With the Fed having cut rates by 75 basis points between September and November 2024; and likely to cut another 25 bps in December, the big question is about the RBI? Will the RBI also cut rates? The RBI avoided rate cuts in October, and may most likely avoid rate cuts in December also. The RBI governor had expressed concerns about rampant food inflation; but there are other reasons too. Here is a quick dekko at the key macro data points in last 6 months. 

Data
Month 
Retail
Inflation 
WPI
Inflation 
Infra
Growth 
IIP
Growth 
Trade
Deficit 
May-24  4.80%  2.74%  6.86%  6.25%  (23.78) bn 
Jun-24  5.08%  3.43%  5.00%  4.93%  (20.98) bn 
Jul-24  3.60%  2.10%  6.14%  4.70%  (23.50) bn 
Aug-24  3.65%  1.25%  -1.58%  -0.07%  (29.65) bn 
Sep-24  5.49%  1.84%  2.04%  3.09%  (20.78) bn 
Oct-24  6.21%  2.36%  N.R.  N.R.  (27.14) bn 

Data Source: MOSPI, DIPP, DGFT 

As you can see, the core sector (infra) and IIP data is not available for the latest month; which is because they report with a lag of one month. There are 3 broad ingredients that will go into the RBI rate decision viz. price stability, growth, and risk of imported inflation for the Indian economy. Let us look at proxies for each of these ingredients. 

A good proxy for price stability is the combination of retail and WPI inflation.
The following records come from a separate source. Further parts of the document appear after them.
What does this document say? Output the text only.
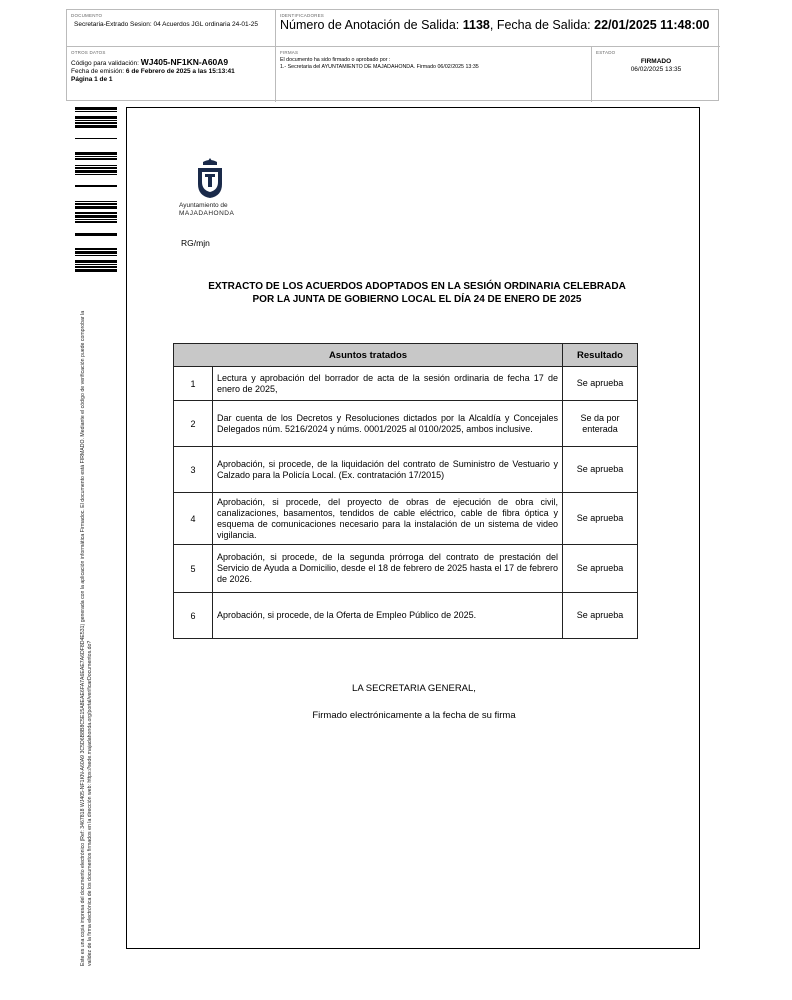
DOCUMENTO
Secretaria-Extrado Sesion: 04 Acuerdos JGL ordinaria 24-01-25
IDENTIFICADORES
Número de Anotación de Salida: 1138, Fecha de Salida: 22/01/2025 11:48:00
OTROS DATOS
Código para validación: WJ405-NF1KN-A60A9
Fecha de emisión: 6 de Febrero de 2025 a las 15:13:41
Página 1 de 1
FIRMAS
El documento ha sido firmado o aprobado por :
1.- Secretaria del AYUNTAMIENTO DE MAJADAHONDA. Firmado 06/02/2025 13:35
ESTADO
FIRMADO
06/02/2025 13:35
Este es una copia impresa del documento electrónico (Ref: 3467818 WJ405-NF1KN-A60A9 3C5D6B8B8C5E15A8EAE6FA7A6EAE7A6DF8D4E531) generada con la aplicación informática Firmadoc. El documento está FIRMADO. Mediante el código de verificación puede comprobar la validez de la firma electrónica de los documentos firmados en la dirección web: https://sede.majadahonda.org/portal/verificarDocumentos.do?
Ayuntamiento de
MAJADAHONDA
RG/mjn
EXTRACTO DE LOS ACUERDOS ADOPTADOS EN LA SESIÓN ORDINARIA CELEBRADA
POR LA JUNTA DE GOBIERNO LOCAL EL DÍA 24 DE ENERO DE 2025
Asuntos tratados		Resultado
1	Lectura y aprobación del borrador de acta de la sesión ordinaria de fecha 17 de enero de 2025,	Se aprueba
2	Dar cuenta de los Decretos y Resoluciones dictados por la Alcaldía y Concejales Delegados núm. 5216/2024 y núms. 0001/2025 al 0100/2025, ambos inclusive.	Se da por enterada
3	Aprobación, si procede, de la liquidación del contrato de Suministro de Vestuario y Calzado para la Policía Local. (Ex. contratación 17/2015)	Se aprueba
4	Aprobación, si procede, del proyecto de obras de ejecución de obra civil, canalizaciones, basamentos, tendidos de cable eléctrico, cable de fibra óptica y esquema de comunicaciones necesario para la instalación de un sistema de video vigilancia.	Se aprueba
5	Aprobación, si procede, de la segunda prórroga del contrato de prestación del Servicio de Ayuda a Domicilio, desde el 18 de febrero de 2025 hasta el 17 de febrero de 2026.	Se aprueba
6	Aprobación, si procede, de la Oferta de Empleo Público de 2025.	Se aprueba
LA SECRETARIA GENERAL,
Firmado electrónicamente a la fecha de su firma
In the last 3 months, the retail inflation and WPI inflation have shown a distinct uptrend. While the retail (CPI) inflation has been driven by higher food prices, it has surely hit household budgets. The higher WPI indicates that cost pressures for Indian companies could be elevated leading to lower operating margins. Growth had dipped in between, but does not seem to be a cause for concern yet. Regarding imported inflation, the trade deficit remains sticky at above $25 billion and that could push the current account deficit higher. In short, the risks of a rate cut, currently, outweighs any possible gains. 
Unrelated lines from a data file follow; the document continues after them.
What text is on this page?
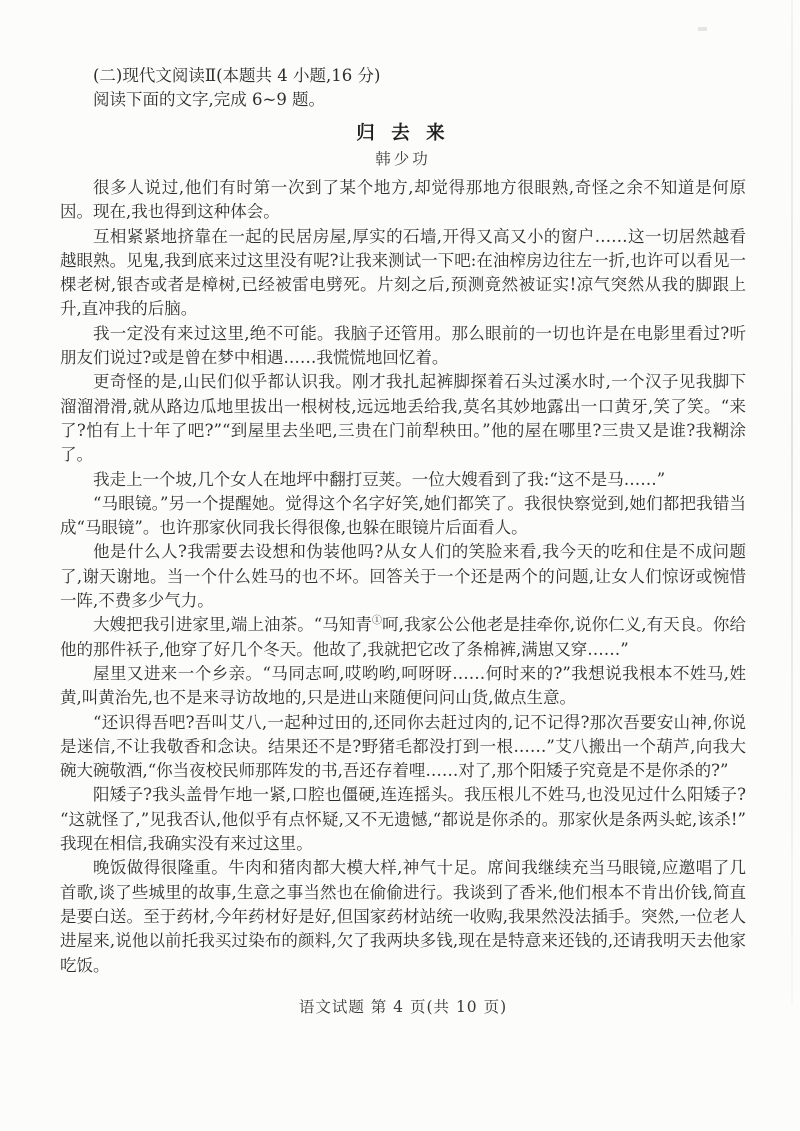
(二)现代文阅读Ⅱ(本题共 4 小题,16 分)
阅读下面的文字,完成 6~9 题。
归 去 来
韩少功

很多人说过,他们有时第一次到了某个地方,却觉得那地方很眼熟,奇怪之余不知道是何原因。现在,我也得到这种体会。

互相紧紧地挤靠在一起的民居房屋,厚实的石墙,开得又高又小的窗户……这一切居然越看越眼熟。见鬼,我到底来过这里没有呢?让我来测试一下吧:在油榨房边往左一折,也许可以看见一棵老树,银杏或者是樟树,已经被雷电劈死。片刻之后,预测竟然被证实!凉气突然从我的脚跟上升,直冲我的后脑。

我一定没有来过这里,绝不可能。我脑子还管用。那么眼前的一切也许是在电影里看过?听朋友们说过?或是曾在梦中相遇……我慌慌地回忆着。

更奇怪的是,山民们似乎都认识我。刚才我扎起裤脚探着石头过溪水时,一个汉子见我脚下溜溜滑滑,就从路边瓜地里拔出一根树枝,远远地丢给我,莫名其妙地露出一口黄牙,笑了笑。“来了?怕有上十年了吧?”“到屋里去坐吧,三贵在门前犁秧田。”他的屋在哪里?三贵又是谁?我糊涂了。

我走上一个坡,几个女人在地坪中翻打豆荚。一位大嫂看到了我:“这不是马……”

“马眼镜。”另一个提醒她。觉得这个名字好笑,她们都笑了。我很快察觉到,她们都把我错当成“马眼镜”。也许那家伙同我长得很像,也躲在眼镜片后面看人。

他是什么人?我需要去设想和伪装他吗?从女人们的笑脸来看,我今天的吃和住是不成问题了,谢天谢地。当一个什么姓马的也不坏。回答关于一个还是两个的问题,让女人们惊讶或惋惜一阵,不费多少气力。

大嫂把我引进家里,端上油茶。“马知青①呵,我家公公他老是挂牵你,说你仁义,有天良。你给他的那件袄子,他穿了好几个冬天。他故了,我就把它改了条棉裤,满崽又穿……”

屋里又进来一个乡亲。“马同志呵,哎哟哟,呵呀呀……何时来的?”我想说我根本不姓马,姓黄,叫黄治先,也不是来寻访故地的,只是进山来随便问问山货,做点生意。

“还识得吾吧?吾叫艾八,一起种过田的,还同你去赶过肉的,记不记得?那次吾要安山神,你说是迷信,不让我敬香和念诀。结果还不是?野猪毛都没打到一根……”艾八搬出一个葫芦,向我大碗大碗敬酒,“你当夜校民师那阵发的书,吾还存着哩……对了,那个阳矮子究竟是不是你杀的?”

阳矮子?我头盖骨乍地一紧,口腔也僵硬,连连摇头。我压根儿不姓马,也没见过什么阳矮子?“这就怪了,”见我否认,他似乎有点怀疑,又不无遗憾,“都说是你杀的。那家伙是条两头蛇,该杀!”我现在相信,我确实没有来过这里。

晚饭做得很隆重。牛肉和猪肉都大模大样,神气十足。席间我继续充当马眼镜,应邀唱了几首歌,谈了些城里的故事,生意之事当然也在偷偷进行。我谈到了香米,他们根本不肯出价钱,简直是要白送。至于药材,今年药材好是好,但国家药材站统一收购,我果然没法插手。突然,一位老人进屋来,说他以前托我买过染布的颜料,欠了我两块多钱,现在是特意来还钱的,还请我明天去他家吃饭。

语文试题 第 4 页(共 10 页)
Are RBI rate cuts off the agenda for December 2024?

While it is hard to predict the trajectory of RBI thinking, rate cuts in December 2024 look unlikely if you combine the current data and language of the last RBI MPC minutes. With high food inflation, rampant risk of imported inflation and limited growth risks; the RBI has neither the need nor the incentive to cut rates. By February 2025, there will be more data flows, but any rate cut in December monetary policy looks very remote!